Molecular Parasitology and Vector-Borne Diseases
Faculty in the Molecular Parasitology and Vector-Borne Diseases group conduct research into the molecular mechanisms of pathogenesis of different protozoan and bacterial infectious agents. These include several emerging infectious diseases of animals and humans and other diseases with a high impact on tropical livestock production and human development. Faculty expertise is in the areas of molecular biology, genomics, immunology and pathology.
Faculty
- Jeff Abbott
- Basima Al-Khedery
- David Allred
- Anthony Barbet
- John Dame
Faculty in this group also organize an interdisciplinary journal club with participants from different Colleges within the University and teach graduate and professional didactic courses in this specialty.

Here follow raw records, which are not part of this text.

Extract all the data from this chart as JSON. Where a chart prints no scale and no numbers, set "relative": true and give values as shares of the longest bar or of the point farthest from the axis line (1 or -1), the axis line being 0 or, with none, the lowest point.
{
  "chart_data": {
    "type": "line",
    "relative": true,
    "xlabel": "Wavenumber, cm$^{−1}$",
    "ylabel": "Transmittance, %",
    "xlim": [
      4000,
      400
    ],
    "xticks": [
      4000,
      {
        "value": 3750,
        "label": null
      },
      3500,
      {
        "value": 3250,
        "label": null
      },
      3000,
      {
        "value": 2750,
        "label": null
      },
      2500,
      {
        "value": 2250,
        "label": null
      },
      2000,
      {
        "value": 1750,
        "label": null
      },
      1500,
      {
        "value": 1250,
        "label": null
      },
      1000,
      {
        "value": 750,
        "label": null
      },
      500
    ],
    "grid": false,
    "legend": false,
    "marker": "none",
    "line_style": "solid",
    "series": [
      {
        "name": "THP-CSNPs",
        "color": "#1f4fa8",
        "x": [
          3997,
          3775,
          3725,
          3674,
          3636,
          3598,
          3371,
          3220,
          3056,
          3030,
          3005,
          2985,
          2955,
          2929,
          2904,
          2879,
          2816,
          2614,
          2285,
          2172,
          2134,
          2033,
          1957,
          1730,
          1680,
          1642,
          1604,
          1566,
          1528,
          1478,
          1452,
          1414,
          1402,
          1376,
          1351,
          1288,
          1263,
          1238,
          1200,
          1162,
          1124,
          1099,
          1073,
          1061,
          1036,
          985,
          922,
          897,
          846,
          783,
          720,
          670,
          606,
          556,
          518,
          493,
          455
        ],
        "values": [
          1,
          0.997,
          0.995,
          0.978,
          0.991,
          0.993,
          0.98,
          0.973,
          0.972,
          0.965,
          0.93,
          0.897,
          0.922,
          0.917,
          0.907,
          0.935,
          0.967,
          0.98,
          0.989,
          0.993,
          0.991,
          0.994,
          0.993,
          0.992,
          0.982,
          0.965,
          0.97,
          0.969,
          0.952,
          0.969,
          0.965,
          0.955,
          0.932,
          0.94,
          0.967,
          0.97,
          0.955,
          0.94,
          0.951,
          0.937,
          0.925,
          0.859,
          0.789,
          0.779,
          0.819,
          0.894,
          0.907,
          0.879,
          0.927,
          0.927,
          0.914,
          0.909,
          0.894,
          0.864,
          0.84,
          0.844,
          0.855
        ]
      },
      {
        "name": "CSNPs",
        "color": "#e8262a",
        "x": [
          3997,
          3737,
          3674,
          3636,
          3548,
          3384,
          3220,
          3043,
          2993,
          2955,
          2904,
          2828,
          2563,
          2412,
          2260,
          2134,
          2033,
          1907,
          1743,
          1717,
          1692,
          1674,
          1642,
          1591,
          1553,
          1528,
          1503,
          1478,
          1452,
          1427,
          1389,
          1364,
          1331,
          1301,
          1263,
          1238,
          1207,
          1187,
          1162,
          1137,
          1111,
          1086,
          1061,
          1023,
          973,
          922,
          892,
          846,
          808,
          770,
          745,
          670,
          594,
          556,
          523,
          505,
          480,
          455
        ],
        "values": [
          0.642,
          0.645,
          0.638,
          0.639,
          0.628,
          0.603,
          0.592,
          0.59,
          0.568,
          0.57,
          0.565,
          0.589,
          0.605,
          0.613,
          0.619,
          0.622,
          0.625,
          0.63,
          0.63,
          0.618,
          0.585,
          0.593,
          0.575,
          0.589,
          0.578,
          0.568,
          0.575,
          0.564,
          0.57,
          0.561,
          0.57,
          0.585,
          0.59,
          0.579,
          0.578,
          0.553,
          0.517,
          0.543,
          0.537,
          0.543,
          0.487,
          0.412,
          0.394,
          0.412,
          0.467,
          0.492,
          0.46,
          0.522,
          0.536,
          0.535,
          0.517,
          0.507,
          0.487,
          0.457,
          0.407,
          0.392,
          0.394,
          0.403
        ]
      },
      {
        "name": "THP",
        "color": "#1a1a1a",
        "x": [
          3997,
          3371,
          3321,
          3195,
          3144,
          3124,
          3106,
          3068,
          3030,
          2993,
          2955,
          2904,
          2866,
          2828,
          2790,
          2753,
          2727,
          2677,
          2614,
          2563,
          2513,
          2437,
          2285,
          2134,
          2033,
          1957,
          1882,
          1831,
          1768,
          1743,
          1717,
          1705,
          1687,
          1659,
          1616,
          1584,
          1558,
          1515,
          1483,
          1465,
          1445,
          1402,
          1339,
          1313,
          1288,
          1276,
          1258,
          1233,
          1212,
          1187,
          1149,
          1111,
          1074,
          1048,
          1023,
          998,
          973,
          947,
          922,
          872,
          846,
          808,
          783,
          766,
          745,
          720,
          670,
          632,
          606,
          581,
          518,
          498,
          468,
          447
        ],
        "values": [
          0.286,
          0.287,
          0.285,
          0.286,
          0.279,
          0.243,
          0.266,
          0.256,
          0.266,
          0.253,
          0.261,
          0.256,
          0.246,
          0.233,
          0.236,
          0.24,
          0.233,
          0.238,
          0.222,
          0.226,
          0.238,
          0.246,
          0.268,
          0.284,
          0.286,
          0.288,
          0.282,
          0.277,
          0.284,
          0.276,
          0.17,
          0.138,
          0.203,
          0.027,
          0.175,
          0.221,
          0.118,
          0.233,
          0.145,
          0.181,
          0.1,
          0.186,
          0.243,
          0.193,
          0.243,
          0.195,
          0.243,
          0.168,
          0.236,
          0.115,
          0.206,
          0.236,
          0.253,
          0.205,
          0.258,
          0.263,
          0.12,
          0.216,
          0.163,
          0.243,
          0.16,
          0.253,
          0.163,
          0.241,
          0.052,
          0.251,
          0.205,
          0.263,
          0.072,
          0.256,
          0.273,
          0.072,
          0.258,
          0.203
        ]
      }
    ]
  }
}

Current collaborative interest group projects are:
Dame and Abbott: host-pathogen interactions/pathology of plasmepsin knockout mutants of Plasmodium berghei.
Barbet, Abbott and Alleman: host-pathogen interactions/diagnosis/immunology of infections caused by Rickettsiales.
Allred and Barbet, molecular mechanisms of antigenic variation.
Courses/Seminars taught by group faculty:
Thursday Noon Journal Club (VME6934): Current topics in Microbial Pathogenesis
VME6464 Molecular Pathogenesis. Molecular mechanisms of pathogenesis and persistence.